Saberes, práticas e superstições.
Para lá das grandes festas e da religião oficial, existe um vasto território de "pequenas tradições" que tecem o quotidiano. Nesta secção, recolhem-se os usos e costumes populares: as mezinhas e a medicina popular, as lendas que explicam a paisagem, os jogos tradicionais, o vestuário de outrora e os rituais ligados ao ciclo agrícola (como as desfolhadas ou a matança do porco). A história da vida privada e das crenças que passaram oralmente de avós para netos.

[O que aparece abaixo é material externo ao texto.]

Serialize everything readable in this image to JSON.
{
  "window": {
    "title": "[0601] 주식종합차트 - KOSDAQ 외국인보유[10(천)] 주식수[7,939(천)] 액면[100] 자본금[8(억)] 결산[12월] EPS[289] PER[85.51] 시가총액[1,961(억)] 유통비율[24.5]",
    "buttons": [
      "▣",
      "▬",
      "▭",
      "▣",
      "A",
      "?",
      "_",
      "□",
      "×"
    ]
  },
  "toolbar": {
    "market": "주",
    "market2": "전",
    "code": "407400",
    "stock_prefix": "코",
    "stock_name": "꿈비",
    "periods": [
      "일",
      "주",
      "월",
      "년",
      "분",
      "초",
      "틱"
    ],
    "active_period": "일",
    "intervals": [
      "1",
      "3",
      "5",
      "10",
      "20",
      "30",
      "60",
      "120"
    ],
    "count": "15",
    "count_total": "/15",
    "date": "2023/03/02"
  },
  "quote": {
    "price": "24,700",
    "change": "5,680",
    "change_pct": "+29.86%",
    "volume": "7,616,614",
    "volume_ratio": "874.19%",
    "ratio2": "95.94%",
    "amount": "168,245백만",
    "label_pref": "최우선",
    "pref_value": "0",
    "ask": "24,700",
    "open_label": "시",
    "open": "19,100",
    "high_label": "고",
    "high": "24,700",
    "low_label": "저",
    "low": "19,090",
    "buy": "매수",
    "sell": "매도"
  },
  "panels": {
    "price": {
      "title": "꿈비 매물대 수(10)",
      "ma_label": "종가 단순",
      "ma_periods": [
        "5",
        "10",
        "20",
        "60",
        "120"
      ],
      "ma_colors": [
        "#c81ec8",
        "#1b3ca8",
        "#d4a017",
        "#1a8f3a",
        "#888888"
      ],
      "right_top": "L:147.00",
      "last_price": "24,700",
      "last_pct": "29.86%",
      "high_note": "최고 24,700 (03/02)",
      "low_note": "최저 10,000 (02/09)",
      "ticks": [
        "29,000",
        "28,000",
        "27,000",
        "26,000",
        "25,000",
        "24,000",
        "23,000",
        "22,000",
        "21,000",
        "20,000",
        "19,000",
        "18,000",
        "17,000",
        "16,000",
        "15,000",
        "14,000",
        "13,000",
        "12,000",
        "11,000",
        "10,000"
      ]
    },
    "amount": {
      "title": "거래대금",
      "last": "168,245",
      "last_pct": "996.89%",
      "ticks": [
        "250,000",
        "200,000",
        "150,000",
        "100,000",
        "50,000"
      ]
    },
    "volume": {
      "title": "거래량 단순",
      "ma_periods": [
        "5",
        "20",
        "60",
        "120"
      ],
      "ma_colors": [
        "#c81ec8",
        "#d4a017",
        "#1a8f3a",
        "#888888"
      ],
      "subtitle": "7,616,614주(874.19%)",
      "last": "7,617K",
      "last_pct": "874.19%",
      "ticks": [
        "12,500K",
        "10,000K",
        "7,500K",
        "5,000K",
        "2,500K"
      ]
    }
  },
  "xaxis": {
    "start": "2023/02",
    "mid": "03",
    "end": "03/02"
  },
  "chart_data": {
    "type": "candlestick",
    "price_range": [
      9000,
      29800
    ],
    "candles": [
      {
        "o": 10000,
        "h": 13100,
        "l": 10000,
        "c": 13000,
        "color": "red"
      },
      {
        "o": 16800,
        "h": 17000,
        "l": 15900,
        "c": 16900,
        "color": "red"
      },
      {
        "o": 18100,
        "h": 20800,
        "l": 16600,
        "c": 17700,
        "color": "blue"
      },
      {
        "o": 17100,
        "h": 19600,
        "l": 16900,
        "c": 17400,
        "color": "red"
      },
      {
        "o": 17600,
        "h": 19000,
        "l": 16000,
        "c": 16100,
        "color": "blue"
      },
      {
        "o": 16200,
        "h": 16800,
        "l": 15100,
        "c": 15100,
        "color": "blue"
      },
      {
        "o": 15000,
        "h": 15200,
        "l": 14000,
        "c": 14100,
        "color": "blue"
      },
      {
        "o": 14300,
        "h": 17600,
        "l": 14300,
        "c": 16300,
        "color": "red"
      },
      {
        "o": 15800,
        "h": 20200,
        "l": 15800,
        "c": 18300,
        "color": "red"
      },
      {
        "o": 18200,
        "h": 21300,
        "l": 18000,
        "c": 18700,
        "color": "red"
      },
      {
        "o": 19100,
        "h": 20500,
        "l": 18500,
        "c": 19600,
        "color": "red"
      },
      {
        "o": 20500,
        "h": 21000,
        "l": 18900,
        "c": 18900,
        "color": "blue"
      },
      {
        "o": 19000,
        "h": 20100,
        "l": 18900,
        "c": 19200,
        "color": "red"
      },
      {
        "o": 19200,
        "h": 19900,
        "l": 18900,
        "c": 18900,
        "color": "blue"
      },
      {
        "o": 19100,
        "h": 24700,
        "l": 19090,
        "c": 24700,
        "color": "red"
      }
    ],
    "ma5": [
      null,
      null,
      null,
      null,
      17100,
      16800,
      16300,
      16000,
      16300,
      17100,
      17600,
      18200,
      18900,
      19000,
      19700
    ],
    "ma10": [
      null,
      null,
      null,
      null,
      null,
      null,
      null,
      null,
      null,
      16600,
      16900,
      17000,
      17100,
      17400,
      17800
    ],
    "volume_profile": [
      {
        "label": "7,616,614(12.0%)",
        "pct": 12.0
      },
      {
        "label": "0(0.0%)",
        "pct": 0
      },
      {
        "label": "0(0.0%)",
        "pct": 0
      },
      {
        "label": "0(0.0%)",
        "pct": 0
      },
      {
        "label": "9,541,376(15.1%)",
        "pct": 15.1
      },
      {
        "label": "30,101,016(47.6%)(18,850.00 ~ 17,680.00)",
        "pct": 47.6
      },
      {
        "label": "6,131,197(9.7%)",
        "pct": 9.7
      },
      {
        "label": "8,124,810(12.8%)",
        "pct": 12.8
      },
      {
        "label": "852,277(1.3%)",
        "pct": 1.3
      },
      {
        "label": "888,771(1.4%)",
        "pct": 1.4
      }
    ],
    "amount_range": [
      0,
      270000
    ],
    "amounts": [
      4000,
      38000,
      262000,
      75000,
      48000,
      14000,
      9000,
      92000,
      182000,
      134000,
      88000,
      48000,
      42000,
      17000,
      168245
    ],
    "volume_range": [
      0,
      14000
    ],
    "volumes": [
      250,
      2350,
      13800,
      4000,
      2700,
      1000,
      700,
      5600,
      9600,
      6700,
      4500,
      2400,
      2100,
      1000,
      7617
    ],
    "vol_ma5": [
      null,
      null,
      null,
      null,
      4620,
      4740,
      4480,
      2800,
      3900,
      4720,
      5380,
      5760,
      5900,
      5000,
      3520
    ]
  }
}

A intra-história de Guimarães faz-se de gestos repetidos, de saberes empíricos e de crenças enraizadas. No espaço intitulado Usos e Costumes, damos voz ao património imaterial que não vem nos livros de história política, mas que foi a realidade vivida pela maioria da população ao longo dos séculos.
Esta secção funciona como um arquivo etnográfico generalista. Aqui documentam-se as práticas que regiam o dia-a-dia do povo vimaranense. Fala-se das práticas de medicina popular, com as suas rezas, rituais e mezinhas, revelando uma mistura fascinante de fé e superstição.
Recuperam-se referências aos jogos tradicionais (o jogo do pau ou o chincalhão) que animavam os tempos livres antes da televisão. Analisa-se o ciclo do linho, atividade central na economia doméstica da região, e todas as tradições sociais a ele associadas, como as espadeladas.
Também há espaço para as lendas locais, narrativas que explicam nomes de lugares ou formações rochosas, e para a descrição do vestuário antigo, distinguindo o trajo de trabalho do de festa.
Estes textos (que incluem textos esquecidos de etnógrafos vimaranenses) são fragmentos de um modo de vida que a modernidade apagou rapidamente. Registá-los é garantir que não perdemos a noção de onde viemos e de como os nossos antepassados interpretavam e sobreviviam ao mundo que os rodeava.